2) It could look WAY better.
With that being said, here we go, and let’s try to where is located the famous fast-food chain McDonald’s. For the sake of the project and because it was the data I found, this information is from December 2018 until May 2019. Moreover, let’s focus on the US (without Alaska, Hawaii, and PR) only because it is the only country in the world where all the bad things happen, according to the movies.
# USA
usa <- usa.country %>% # USA map
filter(!(NAME %in% c('Puerto Rico', 'Alaska', 'Hawaii'))) # get rid of some states and mi gente latina (joke... I am latino)
# McDonald's
mcdonalds <- restaurants %>% # fast food data
filter(name == "McDonald's") %>% # filter by McDonald's
filter(!(province %in% c('AK', 'HI'))) %>% # clean data by filtering
st_as_sf(coords = c("longitude", "latitude"), # we need the following code (st_as_sf) to make the necessary geometry column
crs = st_crs("EPSG:4326")) # better coordination system for the US
ggplot() +
geom_sf(data = usa, # USA layer
fill = 'white')+ # fill out the states in white
geom_sf(data = mcdonalds, # McDonald's layer
alpha = .4)+ # make the dots a little more transparent
coord_sf(crs = st_crs("ESRI:102003"))+ # better coordination system
labs(title = "McDonald's in USA", # title
subtitle = "Data from December 2018 to May 2019", # subtitle
caption = "Source: Kaggle.com") + # caption
theme(plot.caption = element_text(face = "italic"), # make the caption italic
plot.title = element_text(face = "bold"), # make the title bold
legend.position = "none") # get rid of the legend

nrow(mcdonalds) # for fun, how many McDonald's are
## [1] 751
There were 751 McDonald’s in the US from December 2018 to May 2019 according to the data.
Story
As shown, geom_sf is a layer of ggplot, and it is, from my point of view, one of the best tools you could use to provide an excellent infographic. Some of the examples I have seen during my research were immigration, pollution, inflation, travels, among other… Come on, the ideas are countless!

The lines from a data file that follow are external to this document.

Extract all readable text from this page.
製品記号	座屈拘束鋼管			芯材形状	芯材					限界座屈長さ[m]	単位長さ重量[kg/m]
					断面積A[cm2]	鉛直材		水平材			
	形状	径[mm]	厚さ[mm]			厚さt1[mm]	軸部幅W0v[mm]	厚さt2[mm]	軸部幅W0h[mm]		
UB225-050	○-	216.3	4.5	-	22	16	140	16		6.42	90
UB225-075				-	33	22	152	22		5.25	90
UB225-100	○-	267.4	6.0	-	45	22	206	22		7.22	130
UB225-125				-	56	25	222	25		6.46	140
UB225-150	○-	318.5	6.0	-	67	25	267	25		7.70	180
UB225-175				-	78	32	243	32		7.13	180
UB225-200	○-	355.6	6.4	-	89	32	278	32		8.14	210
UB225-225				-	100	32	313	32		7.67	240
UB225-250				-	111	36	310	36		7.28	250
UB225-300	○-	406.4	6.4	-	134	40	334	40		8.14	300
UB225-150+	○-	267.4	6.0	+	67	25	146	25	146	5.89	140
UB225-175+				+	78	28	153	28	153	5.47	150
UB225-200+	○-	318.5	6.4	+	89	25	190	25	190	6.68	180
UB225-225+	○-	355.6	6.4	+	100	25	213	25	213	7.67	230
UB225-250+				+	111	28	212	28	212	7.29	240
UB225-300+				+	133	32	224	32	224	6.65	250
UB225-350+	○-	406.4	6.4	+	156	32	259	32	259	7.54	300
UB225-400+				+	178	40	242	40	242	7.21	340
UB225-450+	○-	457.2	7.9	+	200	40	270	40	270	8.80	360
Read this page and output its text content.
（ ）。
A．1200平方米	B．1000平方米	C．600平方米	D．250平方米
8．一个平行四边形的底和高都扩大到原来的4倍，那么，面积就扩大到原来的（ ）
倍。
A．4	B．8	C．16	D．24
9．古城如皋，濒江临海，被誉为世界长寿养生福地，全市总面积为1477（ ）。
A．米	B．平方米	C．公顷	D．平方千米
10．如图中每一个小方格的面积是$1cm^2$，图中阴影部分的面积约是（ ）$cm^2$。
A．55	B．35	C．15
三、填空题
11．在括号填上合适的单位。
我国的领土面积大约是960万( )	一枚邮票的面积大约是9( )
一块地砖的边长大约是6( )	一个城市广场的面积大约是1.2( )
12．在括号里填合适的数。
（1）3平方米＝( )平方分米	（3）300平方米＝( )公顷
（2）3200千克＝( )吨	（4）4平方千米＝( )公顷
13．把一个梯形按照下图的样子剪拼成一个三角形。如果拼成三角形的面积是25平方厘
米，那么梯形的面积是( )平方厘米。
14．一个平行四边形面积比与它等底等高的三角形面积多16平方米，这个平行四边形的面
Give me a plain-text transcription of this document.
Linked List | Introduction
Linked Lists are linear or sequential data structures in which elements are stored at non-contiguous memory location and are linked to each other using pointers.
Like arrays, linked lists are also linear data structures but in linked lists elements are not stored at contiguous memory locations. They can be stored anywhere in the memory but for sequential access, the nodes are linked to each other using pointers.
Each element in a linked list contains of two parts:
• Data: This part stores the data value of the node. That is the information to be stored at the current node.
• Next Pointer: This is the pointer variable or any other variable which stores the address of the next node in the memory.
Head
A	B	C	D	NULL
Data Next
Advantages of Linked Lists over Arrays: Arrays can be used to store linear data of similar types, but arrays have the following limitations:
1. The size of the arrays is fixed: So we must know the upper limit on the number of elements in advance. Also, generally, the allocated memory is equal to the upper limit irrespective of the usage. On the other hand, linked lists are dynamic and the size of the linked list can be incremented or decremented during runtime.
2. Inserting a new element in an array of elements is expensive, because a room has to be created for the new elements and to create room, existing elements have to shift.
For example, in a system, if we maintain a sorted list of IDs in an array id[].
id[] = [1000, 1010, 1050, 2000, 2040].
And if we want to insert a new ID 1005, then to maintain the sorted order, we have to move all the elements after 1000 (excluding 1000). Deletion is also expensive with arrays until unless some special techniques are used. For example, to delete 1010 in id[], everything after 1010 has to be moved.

In this case, we could have colored dots by amount of selling per McDonalds, most visited McDonalds with a bubble size layer, color by oldest McDonald’s, colored by region, etc. As mentioned, countless ideas. However, the information I found was very limited so we ended up with a boring plain map. However, why don’t you try it? Get a good data on internet and play with colors and data.
So, go ahead and try it! Good luck, mate!